Artık ne gazete, ne televizyon ne de facebook izlemek istemiyorum.  Çünkü her gün birçok üzücü haberle karşılaşıyorum.  En sevdiğimiz insanlar teker teker bu dünyadan göçüp gidiyor. 
            Bizi üzen son haber, mimar Yücem Erönen’dir.  Eski mücahidelerden ve Sosyal Yardım Dairesi Müdürelerinden Hatice Tahsin’in tek evladı...
            Rahmetlik Hatice Tahsin kendi çağının en çağdaş kadınlarından biriydi.  O dönemlerde kadınların tiyatrolarda yer almaları veya sahnede şarkı söylemeleri kabul görmezdi. Ama o, Dr.
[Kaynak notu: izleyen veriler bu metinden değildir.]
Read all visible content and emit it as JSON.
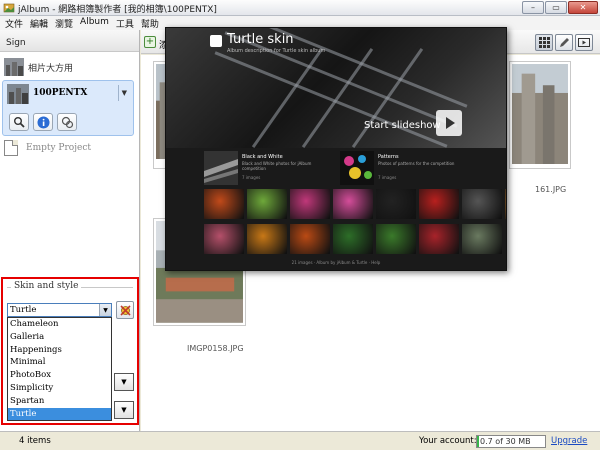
{
  "window": {
    "title": "jAlbum - 網路相簿製作者 [我的相簿\\100PENTX]",
    "controls": {
      "minimize": "–",
      "maximize": "▭",
      "close": "✕"
    }
  },
  "menu": [
    "文件",
    "編輯",
    "瀏覽",
    "Album",
    "工具",
    "幫助"
  ],
  "left_panel": {
    "header": "Sign",
    "projects": [
      {
        "label": "相片大方用",
        "active": false
      },
      {
        "label": "100PENTX",
        "active": true
      },
      {
        "label": "Empty Project",
        "active": false
      }
    ],
    "tool_icons": [
      "magnifier-icon",
      "info-icon",
      "explore-icon"
    ]
  },
  "skin": {
    "legend": "Skin and style",
    "selected": "Turtle",
    "options": [
      "Chameleon",
      "Galleria",
      "Happenings",
      "Minimal",
      "PhotoBox",
      "Simplicity",
      "Spartan",
      "Turtle"
    ],
    "selected_index": 7,
    "combo_arrow": "▼"
  },
  "toolbar": {
    "add_label": "添",
    "view_icons": [
      "thumbnail-grid-icon",
      "edit-icon",
      "preview-icon"
    ]
  },
  "thumbnails": [
    {
      "caption": "161.JPG"
    },
    {
      "caption": "IMGP0158.JPG"
    }
  ],
  "preview": {
    "title": "Turtle skin",
    "subtitle": "Album description for Turtle skin album",
    "slideshow_label": "Start slideshow",
    "folders": [
      {
        "title": "Black and White",
        "desc": "Black and White photos for jAlbum competition",
        "count": "7 images"
      },
      {
        "title": "Patterns",
        "desc": "Photos of patterns for the competition",
        "count": "7 images"
      }
    ],
    "footer": "21 images · Album by jAlbum & Turtle · Help",
    "tile_colors": [
      "#c14a1a",
      "#6ea83a",
      "#c0387a",
      "#d44d9a",
      "#222222",
      "#b8201e",
      "#555555",
      "#b0702a",
      "#b5506a",
      "#c87816",
      "#ba4a14",
      "#2d6e28",
      "#3a7a2a",
      "#a8232a",
      "#6a7a60"
    ]
  },
  "status": {
    "items": "4 items",
    "account_label": "Your account:",
    "quota_text": "0.7 of 30 MB used",
    "quota_fraction": 0.0233,
    "upgrade": "Upgrade"
  },
  "colors": {
    "highlight_box": "#e60000",
    "selection": "#3b8ede",
    "link": "#1a4ac2"
  }
}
Küçük’ün eşi Süheyla Küçük, Vedia  Barut ve radyo spikeri rahmetlik Feyziye Hulusi ile sahnede tiyatro eserinde rol almIşlardı.
            Öyle çağdaş bir kadının oğlu da çağdaş yetişirdi elbette.
            Yücem Erönen’i ilk kez bizim Sanatçılar Ocağı’nda tanımıştım. Orkestrada trompet çalıyordu.  Ondan sonra Cengiz Topel Kültür Derneği’nde bir araya geldik ve “Fighters Grubu”nu kurduk. Onunla sosyal etkinliklerde bulunmak gerçekten keyif vericiydi.  Mücahitlik yıllarımızda da ulusal davaya katkı koymuştu.
            Zaman zaman buluştuğumuzda hep eski günleri yad ederdik.  Onunla birlikte trompetçi Taner Sami Selçuk da bizimle beraber Filarmoni Topluluğu’nu kurmuştuk Yılmaz Yaner başkanlığında.
            Filarmoni kurulduğunda toplumun içinde bulunduğu travmatik durumdan kurtulma amacı güdüyordu.  Tiyatronun kuruluşu da öyle olmuştu.
            Sevgili Yücem, daima bana büyük hedeflerinden bahsederdi.  Mimar olmayı kafasına koyduğunda, 21 Aralık 1963 olayları devam ediyordu.  Filarmoni bir yerde, bizi içinde bulunduğumuz durumdan çıkarıyordu. Yani motive oluyorduk.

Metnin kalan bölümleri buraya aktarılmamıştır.